Wednesday, November 23, 2011

Ignorance is bliss?

An intriguing report finds its way into the Daily Express, which purports to show that the more complicated an issue appears, the less we want to know about it – even when we really should try to understand it.

This is a report in the current edition of the Journal of Personality and Social Psychology, which suggests that most people "are happier to trust government to get on tackling the big issues of the economy or global warming than try to understand heavyweight issues themselves".

The study of more than 500 adults found those hit hardest by the recession were most likely to avoid negative information about it even if they need it the most, making that North African river an extremely popular watercourse.

When an issue affecting someone appears complex, people feel more helpless and this in turn increases their dependency on others – such as government – to deal with it. Researcher Aaron Kay adds: "This is despite the fact that one should have less trust in someone to effectively manage something that is more complex".

However, there is indubitably more to this than meets the eye.
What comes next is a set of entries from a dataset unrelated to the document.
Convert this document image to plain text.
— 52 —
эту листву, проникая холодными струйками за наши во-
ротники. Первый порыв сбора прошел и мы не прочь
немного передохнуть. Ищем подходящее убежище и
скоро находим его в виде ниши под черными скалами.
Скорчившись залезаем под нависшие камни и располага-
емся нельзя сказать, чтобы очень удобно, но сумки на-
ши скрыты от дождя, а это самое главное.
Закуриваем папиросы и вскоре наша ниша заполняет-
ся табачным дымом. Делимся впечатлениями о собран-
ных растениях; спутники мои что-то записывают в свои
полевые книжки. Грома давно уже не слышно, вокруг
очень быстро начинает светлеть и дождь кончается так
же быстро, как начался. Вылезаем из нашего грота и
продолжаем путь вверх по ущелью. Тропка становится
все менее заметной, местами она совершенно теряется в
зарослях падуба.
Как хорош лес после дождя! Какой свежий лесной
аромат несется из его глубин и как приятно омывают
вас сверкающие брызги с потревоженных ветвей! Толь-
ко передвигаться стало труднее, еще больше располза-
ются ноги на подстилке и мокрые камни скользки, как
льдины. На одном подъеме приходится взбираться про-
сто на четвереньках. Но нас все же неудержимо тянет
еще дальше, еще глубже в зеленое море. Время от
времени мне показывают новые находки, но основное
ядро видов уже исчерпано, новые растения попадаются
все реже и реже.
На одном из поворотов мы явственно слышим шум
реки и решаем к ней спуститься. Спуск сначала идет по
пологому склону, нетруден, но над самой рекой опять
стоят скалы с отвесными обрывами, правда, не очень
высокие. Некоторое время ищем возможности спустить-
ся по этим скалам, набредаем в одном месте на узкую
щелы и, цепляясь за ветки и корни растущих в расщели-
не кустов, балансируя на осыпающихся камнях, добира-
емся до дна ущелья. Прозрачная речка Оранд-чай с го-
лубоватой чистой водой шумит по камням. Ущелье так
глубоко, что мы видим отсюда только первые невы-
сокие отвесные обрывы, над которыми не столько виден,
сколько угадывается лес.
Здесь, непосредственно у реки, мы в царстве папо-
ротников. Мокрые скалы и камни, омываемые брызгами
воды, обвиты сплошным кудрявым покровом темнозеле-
Empirical evidence would suggest that, of the many public policy issues with which we have to deal, many more are marked out (by default more than act) as being "complex" by the media, and either avoided or treated sketchily on a "Janet and John" level.

Certainly, this is very evidently the case when one compares the output of WWII newspapers – and particularly the tabloids such as The Daily Mirror - with contemporary journals. In style, content, depth and the challenge presented, I would put the Mirror of 1940 a cut above either The Times or (especially) the Failygraph.

Thus, while, according to this study, people retreat from complex issues (and have always done so), with newspapers having largely abandoned their adult education role, I would assert that people are less equipped than ever before to deal with public policy issues and are thus more inclined to treat them as "complicated".

There will be more to it than this, but the findings of this survey – and the issue in general – has profound implications if we are seeking functional democracy as a mechanism of government. Education, it its widest possible sense, would seem to be an essential part of the process.